We are simultaneously amazed at all the progress that has occurred in the past year and eager for more impact.

In the coming year, we will be focused on launching new projects and measuring their results. In particular, we hope to bring into the communities more corporate partners focused on delivering and measuring results with their products and services.

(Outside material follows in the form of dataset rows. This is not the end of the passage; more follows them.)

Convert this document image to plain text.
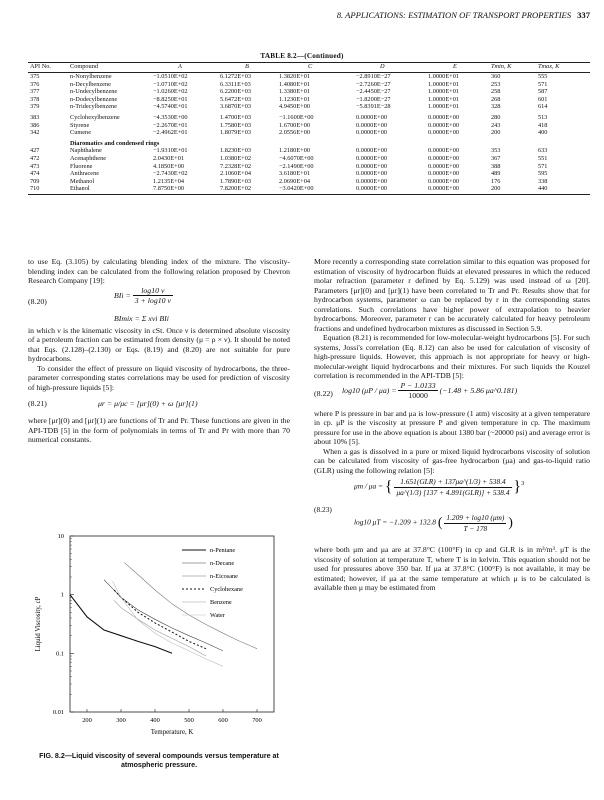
8. APPLICATIONS: ESTIMATION OF TRANSPORT PROPERTIES 337
TABLE 8.2—(Continued)
API No.	Compound	A	B	C	D	E	Tmin, K	Tmax, K
375	n-Nonylbenzene	−1.0510E+02	6.1272E+03	1.3820E+01	−2.8910E−27	1.0000E+01	360	555
376	n-Decylbenzene	−1.0710E+02	6.3311E+03	1.4080E+01	−2.7260E−27	1.0000E+01	253	571
377	n-Undecylbenzene	−1.0260E+02	6.2200E+03	1.3380E+01	−2.4450E−27	1.0000E+01	258	587
378	n-Dodecylbenzene	−8.8250E+01	5.6472E+03	1.1230E+01	−1.8200E−27	1.0000E+01	268	601
379	n-Tridecylbenzene	−4.5740E+01	3.6870E+03	4.9450E+00	−5.8391E−28	1.0000E+01	328	614
383	Cyclohexylbenzene	−4.3530E+00	1.4700E+03	−1.1600E+00	0.0000E+00	0.0000E+00	280	513
386	Styrene	−2.2670E+01	1.7580E+03	1.6700E+00	0.0000E+00	0.0000E+00	243	418
342	Cumene	−2.4962E+01	1.8079E+03	2.0556E+00	0.0000E+00	0.0000E+00	200	400
Diaromatics and condensed rings
427	Naphthalene	−1.9310E+01	1.8230E+03	1.2180E+00	0.0000E+00	0.0000E+00	353	633
472	Acenaphthene	2.0430E+01	1.0380E+02	−4.6070E+00	0.0000E+00	0.0000E+00	367	551
473	Fluorene	4.1850E+00	7.2328E+02	−2.1490E+00	0.0000E+00	0.0000E+00	388	571
474	Anthracene	−2.7430E+02	2.1060E+04	3.6180E+01	0.0000E+00	0.0000E+00	489	595
709	Methanol	1.2135E+04	1.7890E+03	2.0690E+04	0.0000E+00	0.0000E+00	176	338
710	Ethanol	7.8750E+00	7.8200E+02	−3.0420E+00	0.0000E+00	0.0000E+00	200	440

to use Eq. (3.105) by calculating blending index of the mixture. The viscosity-blending index can be calculated from the following relation proposed by Chevron Research Company [19]:

(8.20)
BIi = $\frac{\log 10 \nu}{3 + \log 10 \nu}$
BImix = Σ xvi BIi

in which ν is the kinematic viscosity in cSt. Once ν is determined absolute viscosity of a petroleum fraction can be estimated from density (μ = ρ × ν). It should be noted that Eqs. (2.128)–(2.130) or Eqs. (8.19) and (8.20) are not suitable for pure hydrocarbons.

To consider the effect of pressure on liquid viscosity of hydrocarbons, the three-parameter corresponding states correlations may be used for prediction of viscosity of high-pressure liquids [5]:

(8.21)	μr = μ/μc = [μr](0) + ω [μr](1)

where [μr](0) and [μr](1) are functions of Tr and Pr. These functions are given in the API-TDB [5] in the form of polynomials in terms of Tr and Pr with more than 70 numerical constants.

200	300	400	500	600	700
10
1
0.1
0.01
Temperature, K
Liquid Viscosity, cP
n-Pentane
n-Decane
n-Eicosane
Cyclohexane
Benzene
Water
FIG. 8.2—Liquid viscosity of several compounds versus temperature at atmospheric pressure.

More recently a corresponding state correlation similar to this equation was proposed for estimation of viscosity of hydrocarbon fluids at elevated pressures in which the reduced molar refraction (parameter r defined by Eq. 5.129) was used instead of ω [20]. Parameters [μr](0) and [μr](1) have been correlated to Tr and Pr. Results show that for hydrocarbon systems, parameter ω can be replaced by r in the corresponding states correlations. Such correlations have higher power of extrapolation to heavier hydrocarbons. Moreover, parameter r can be accurately calculated for heavy petroleum fractions and undefined hydrocarbon mixtures as discussed in Section 5.9.

Equation (8.21) is recommended for low-molecular-weight hydrocarbons [5]. For such systems, Jossi's correlation (Eq. 8.12) can also be used for calculation of viscosity of high-pressure liquids. However, this approach is not appropriate for heavy or high-molecular-weight liquid hydrocarbons and their mixtures. For such liquids the Kouzel correlation is recommended in the API-TDB [5]:

(8.22) log10 $(\mu P / \mu a) = \frac{P - 1.0133}{10000} (-1.48 + 5.86$ μa^0.181)

where P is pressure in bar and μa is low-pressure (1 atm) viscosity at a given temperature in cp. μP is the viscosity at pressure P and given temperature in cp. The maximum pressure for use in the above equation is about 1380 bar (~20000 psi) and average error is about 10% [5].

When a gas is dissolved in a pure or mixed liquid hydrocarbons viscosity of solution can be calculated from viscosity of gas-free hydrocarbon (μa) and gas-to-liquid ratio (GLR) using the following relation [5]:

(8.23)
μm / μa = { $\frac{\text{1.651(GLR) + 137μa\textasciicircum{}(1/3) + 538.4}}{\text{μa\textasciicircum{}(1/3) [137 + 4.891(GLR)] + 538.4}} \}^3$
log10 μT = −1.209 + 132.8 ( $\frac{1.209 + \log 10 (\mu m)}{T - 178}$ )

where both μm and μa are at 37.8°C (100°F) in cp and GLR is in m³/m³. μT is the viscosity of solution at temperature T, where T is in kelvin. This equation should not be used for pressures above 350 bar. If μa at 37.8°C (100°F) is not available, it may be estimated; however, if μa at the same temperature at which μ is to be calculated is available then μ may be estimated from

  • Obesity and diabetes are concerns in each of the Wellville communities and we are in discussions with Omada Health*, which has an online coaching program focused on behavior modification for pre-diabetic clients.
  • Likewise, smoking cessation is a priority across the Wellville communities. We are discussing potential partnership opportunities with GSK on improving the smoking quit rates in Wellville.
  • In Muskegon, a dentist at an FQHC told us that he performs tooth extractions on too many children’s baby teeth because parents are putting kids, including his own niece and nephew, to bed with juice boxes. We are in discussions with Colgate to improve oral health outcomes in Wellville, potentially leveraging the company’s Bright Smiles Bright Futures education, engaging parents, and better integrating community resources.

In everything we do, we focus on measurable outcomes, so that we know what’s working and can foster sharing of best practices among communities with similar challenges and goals.

In short, the Wellville communities have set the foundations for greater impact in the years ahead.

*Wellville founder Esther Dyson is an angel investor in Proof Pilot and Omada Health.